In the first challenge, Hawke's Bay were missing players due to Super Rugby and international duties but managed to score forty-one unanswered second-half points which saw them safely retain the shield, winning 58–7 at McLean Park. Prop Jarvy Aoake scored from close range to open the scoring with their second try coming from fullback Zac Guildford and Tyrone Elkington-MacDonald kicked every conversion and penalty. Wairarapa Bush flanker Brock Price was awarded a try after chasing a kick downfield. Shannan Chase, Billy Ropiha, and Brendon O'Connor also scored tries with Jonah Lowe completing the scoring, in the final minute.

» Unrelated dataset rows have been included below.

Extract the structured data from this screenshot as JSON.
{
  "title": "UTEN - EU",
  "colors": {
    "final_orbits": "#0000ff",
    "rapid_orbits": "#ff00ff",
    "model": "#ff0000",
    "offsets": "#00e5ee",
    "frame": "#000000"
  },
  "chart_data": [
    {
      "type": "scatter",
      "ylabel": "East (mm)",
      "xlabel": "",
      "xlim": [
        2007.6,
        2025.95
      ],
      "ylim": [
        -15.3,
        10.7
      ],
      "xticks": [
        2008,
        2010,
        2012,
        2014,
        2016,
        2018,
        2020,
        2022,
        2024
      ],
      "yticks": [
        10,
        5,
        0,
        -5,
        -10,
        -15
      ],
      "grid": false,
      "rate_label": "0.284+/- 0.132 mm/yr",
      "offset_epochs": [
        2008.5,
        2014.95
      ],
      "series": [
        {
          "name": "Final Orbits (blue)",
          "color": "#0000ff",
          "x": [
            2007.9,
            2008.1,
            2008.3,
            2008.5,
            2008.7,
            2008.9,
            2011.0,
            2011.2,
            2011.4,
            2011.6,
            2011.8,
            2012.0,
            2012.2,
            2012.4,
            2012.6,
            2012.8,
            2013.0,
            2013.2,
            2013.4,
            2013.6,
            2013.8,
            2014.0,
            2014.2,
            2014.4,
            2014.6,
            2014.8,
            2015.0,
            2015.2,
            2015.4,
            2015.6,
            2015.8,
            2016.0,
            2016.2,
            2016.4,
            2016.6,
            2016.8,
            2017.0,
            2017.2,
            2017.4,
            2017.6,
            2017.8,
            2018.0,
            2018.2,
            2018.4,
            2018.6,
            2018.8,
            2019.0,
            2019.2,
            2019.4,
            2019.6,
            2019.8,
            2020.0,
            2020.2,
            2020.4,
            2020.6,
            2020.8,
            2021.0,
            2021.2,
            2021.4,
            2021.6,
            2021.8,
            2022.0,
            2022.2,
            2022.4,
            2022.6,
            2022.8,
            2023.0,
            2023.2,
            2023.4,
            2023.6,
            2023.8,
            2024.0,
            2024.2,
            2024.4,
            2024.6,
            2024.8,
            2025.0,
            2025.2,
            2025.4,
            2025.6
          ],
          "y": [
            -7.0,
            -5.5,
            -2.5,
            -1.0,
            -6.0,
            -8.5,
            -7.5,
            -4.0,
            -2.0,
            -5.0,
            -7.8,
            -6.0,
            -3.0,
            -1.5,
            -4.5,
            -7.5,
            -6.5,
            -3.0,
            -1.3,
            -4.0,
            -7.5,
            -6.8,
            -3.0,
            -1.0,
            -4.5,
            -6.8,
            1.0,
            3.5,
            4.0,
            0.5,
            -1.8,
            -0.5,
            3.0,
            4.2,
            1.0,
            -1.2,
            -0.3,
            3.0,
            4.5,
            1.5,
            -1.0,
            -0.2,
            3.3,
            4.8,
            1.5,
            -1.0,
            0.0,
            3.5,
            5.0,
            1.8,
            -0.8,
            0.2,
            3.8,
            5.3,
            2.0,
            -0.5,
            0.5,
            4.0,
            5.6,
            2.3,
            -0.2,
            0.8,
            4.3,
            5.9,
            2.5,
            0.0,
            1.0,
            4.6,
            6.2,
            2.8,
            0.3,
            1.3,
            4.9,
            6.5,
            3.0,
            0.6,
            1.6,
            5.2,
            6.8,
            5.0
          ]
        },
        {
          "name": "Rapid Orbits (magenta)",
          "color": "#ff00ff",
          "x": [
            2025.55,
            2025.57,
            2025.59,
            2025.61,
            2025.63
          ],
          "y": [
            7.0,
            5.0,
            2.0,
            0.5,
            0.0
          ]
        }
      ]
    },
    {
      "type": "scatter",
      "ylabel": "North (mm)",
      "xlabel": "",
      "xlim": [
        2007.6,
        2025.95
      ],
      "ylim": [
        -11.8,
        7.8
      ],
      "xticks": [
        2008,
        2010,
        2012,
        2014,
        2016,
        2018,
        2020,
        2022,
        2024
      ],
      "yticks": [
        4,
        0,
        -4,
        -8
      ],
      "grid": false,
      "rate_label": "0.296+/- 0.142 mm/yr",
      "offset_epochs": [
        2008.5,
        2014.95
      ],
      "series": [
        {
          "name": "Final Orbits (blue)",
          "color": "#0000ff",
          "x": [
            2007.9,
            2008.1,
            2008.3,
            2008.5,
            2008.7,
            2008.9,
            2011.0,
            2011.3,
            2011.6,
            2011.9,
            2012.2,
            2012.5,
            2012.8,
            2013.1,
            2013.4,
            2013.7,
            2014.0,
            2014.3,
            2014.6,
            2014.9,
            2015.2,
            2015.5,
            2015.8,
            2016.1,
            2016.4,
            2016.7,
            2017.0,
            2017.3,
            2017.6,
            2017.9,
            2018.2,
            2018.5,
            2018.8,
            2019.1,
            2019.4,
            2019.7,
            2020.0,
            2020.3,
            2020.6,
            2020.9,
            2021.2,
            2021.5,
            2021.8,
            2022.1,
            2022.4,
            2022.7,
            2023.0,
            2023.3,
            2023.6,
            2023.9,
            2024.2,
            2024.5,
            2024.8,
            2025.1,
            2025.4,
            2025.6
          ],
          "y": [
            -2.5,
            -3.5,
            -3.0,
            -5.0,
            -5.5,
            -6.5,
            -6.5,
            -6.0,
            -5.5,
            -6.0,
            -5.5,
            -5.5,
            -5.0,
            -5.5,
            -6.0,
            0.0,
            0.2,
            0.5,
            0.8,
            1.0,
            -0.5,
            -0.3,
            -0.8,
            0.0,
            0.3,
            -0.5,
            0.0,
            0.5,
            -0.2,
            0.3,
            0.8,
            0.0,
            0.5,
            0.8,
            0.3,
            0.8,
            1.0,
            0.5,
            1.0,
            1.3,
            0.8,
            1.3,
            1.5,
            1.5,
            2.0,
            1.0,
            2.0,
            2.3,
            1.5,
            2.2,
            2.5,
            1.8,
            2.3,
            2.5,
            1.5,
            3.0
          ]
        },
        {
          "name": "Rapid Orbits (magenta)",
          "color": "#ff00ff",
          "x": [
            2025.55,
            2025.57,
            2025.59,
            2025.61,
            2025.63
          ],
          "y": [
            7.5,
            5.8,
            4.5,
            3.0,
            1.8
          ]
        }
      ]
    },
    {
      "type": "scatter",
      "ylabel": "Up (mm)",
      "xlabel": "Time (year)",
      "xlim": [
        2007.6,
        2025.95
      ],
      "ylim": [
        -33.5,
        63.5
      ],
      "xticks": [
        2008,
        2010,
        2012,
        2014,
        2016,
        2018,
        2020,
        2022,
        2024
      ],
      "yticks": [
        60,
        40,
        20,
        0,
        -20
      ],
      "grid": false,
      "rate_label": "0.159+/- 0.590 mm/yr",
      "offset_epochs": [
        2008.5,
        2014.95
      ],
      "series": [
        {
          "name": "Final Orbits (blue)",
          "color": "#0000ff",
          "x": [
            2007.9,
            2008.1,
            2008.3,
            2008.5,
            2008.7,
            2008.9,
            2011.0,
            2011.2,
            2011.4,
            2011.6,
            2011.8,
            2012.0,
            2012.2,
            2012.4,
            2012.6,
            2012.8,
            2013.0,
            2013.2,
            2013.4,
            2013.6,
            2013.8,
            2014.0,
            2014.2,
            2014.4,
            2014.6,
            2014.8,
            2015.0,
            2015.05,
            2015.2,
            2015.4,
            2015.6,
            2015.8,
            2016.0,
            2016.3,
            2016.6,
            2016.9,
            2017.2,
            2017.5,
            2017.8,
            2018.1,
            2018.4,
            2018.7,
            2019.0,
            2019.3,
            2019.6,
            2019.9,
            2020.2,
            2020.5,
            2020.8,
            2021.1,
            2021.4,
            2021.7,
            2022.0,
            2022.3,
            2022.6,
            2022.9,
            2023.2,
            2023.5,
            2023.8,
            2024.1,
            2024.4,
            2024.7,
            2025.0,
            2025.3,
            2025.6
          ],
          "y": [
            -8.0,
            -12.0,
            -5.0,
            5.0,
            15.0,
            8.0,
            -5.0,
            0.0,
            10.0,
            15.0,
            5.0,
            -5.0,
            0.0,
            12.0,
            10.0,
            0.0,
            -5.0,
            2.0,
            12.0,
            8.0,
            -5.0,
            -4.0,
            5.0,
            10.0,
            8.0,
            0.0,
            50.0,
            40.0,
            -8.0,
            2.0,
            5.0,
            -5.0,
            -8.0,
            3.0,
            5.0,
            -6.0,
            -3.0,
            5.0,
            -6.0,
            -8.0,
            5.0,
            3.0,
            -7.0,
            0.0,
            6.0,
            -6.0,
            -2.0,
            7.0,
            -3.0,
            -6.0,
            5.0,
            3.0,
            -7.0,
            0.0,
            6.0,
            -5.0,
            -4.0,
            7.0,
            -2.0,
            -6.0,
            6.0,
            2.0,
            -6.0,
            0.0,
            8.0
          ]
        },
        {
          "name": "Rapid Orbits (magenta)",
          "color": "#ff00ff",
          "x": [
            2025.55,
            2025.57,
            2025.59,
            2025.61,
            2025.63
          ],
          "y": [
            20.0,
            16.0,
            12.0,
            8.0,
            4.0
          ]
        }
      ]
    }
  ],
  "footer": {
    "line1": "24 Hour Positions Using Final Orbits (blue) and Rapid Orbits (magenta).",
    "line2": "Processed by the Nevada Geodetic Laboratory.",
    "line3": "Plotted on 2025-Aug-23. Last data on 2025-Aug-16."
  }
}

Again Hawke's Bay was missing players plus their coach also. Horowhenua-Kapiti were within four points with 15 minutes to play in Napier for the second Ranfurly Shield challenge. They dominated the opening half with Perry Hayman kicking three-from-three penalty shots at goal. Hawke's Bay although was in control with a dominant scrum and tries to Joseph Penitito and American Tony Lamborn. Sam Gardner scored for Horowhenua-Kapiti which brought the game back to within four points. But captain Antony Fox was then sent to the sin bin for a cynical infringement during a Hawke's Bay drive on his own try line which caused three Hawke's Bay penalties and tries to Shannan Chase, Tom Stanley and Mark Braidwood.